In Poser, Ambient (both Simple and Advanced interface) as well as its equivalent Translucence (Advanced interface only) will make an object glow. There are various reasons to have an Ambient component in the materials definition.

First, the truly legitimate reason, is to implement the objects glow as it appears in real life. Led-lights, or some phosphorescence of fluorescence effects, were already mentioned above.

Second, considered a half-legitimate reason, is to represent translucency as can be found in skin, wax candles and alike, in a render setup which is poor on raytracing and hardly supports sub-surface scattering. Early Poser versions, PC’s with less computing power, or the requirement for a massive output stream as in animations might be the reason for this. A resource intensive process is then replaced by a much faster process with – sometimes slightly – less realistic results.

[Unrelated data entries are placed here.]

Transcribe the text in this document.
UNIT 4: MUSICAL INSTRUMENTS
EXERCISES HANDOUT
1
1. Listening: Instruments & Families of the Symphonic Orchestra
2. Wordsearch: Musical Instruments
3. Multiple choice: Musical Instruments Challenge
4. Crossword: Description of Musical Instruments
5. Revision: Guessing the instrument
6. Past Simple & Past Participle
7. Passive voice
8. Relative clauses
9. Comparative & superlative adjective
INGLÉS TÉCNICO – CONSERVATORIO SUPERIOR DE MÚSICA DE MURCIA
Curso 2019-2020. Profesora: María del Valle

Third, nowadays considered almost an illegitimate reason, is to compensate the object for poor lighting conditions at the spot. Adding some local point- or spotlights, and especially switching to indirect lighting (IDL) conditions supported by modern Poser versions, resolve the lighting issue the way it should be.

Some additional notes:

  • In contrast to Diffuse and Specular, there is no angular distribution of the light send towards the camera. Edges are as intense as areas in the middle part of the object, which makes it harder to distinguish shape details. This is the way nature works too, by approximation.
  • See this article on plugging Material Room nodes into the Ambient (and/or Translucency) slots of a PoserSurface material definition.
  • Ambient (and/or Translucency) generate some local lighting levels which are independent of the intensities of external sources of light. Hence, when I decide to dim the lighting levels in my scene to avoid overlighting, I’ve got to dim those Ambient aspects of the materials as well to keep the balance.
  • Ambient (and/or Translucency) are proper candidates for turning an object into a light source under indirect lighting (IDL) conditions. This is the way to make an all surrounding dome object lighting the entre scene. I may have to pump up the intensities though.

Recommendations:

  • To prevent artefacts in rendering when applying the Gamma mechanism (recommended, available in PoserPro and Poser 10 and up) the Value setting should be kept to 1.0 only (or 0.0 but no intermediate values).
  • To prevent overlighting when combined with other aspects of lighting and material definitions, it’s recommended not to exceed a (100% – (Diffuse+Specular)) brightness in the Color-swatch and maps (or in the Value setting when not applying Gamma). So with Diffuse set to 70% and Specularity set to 20%, Ambient should be limited to 10% at most. See this article on details.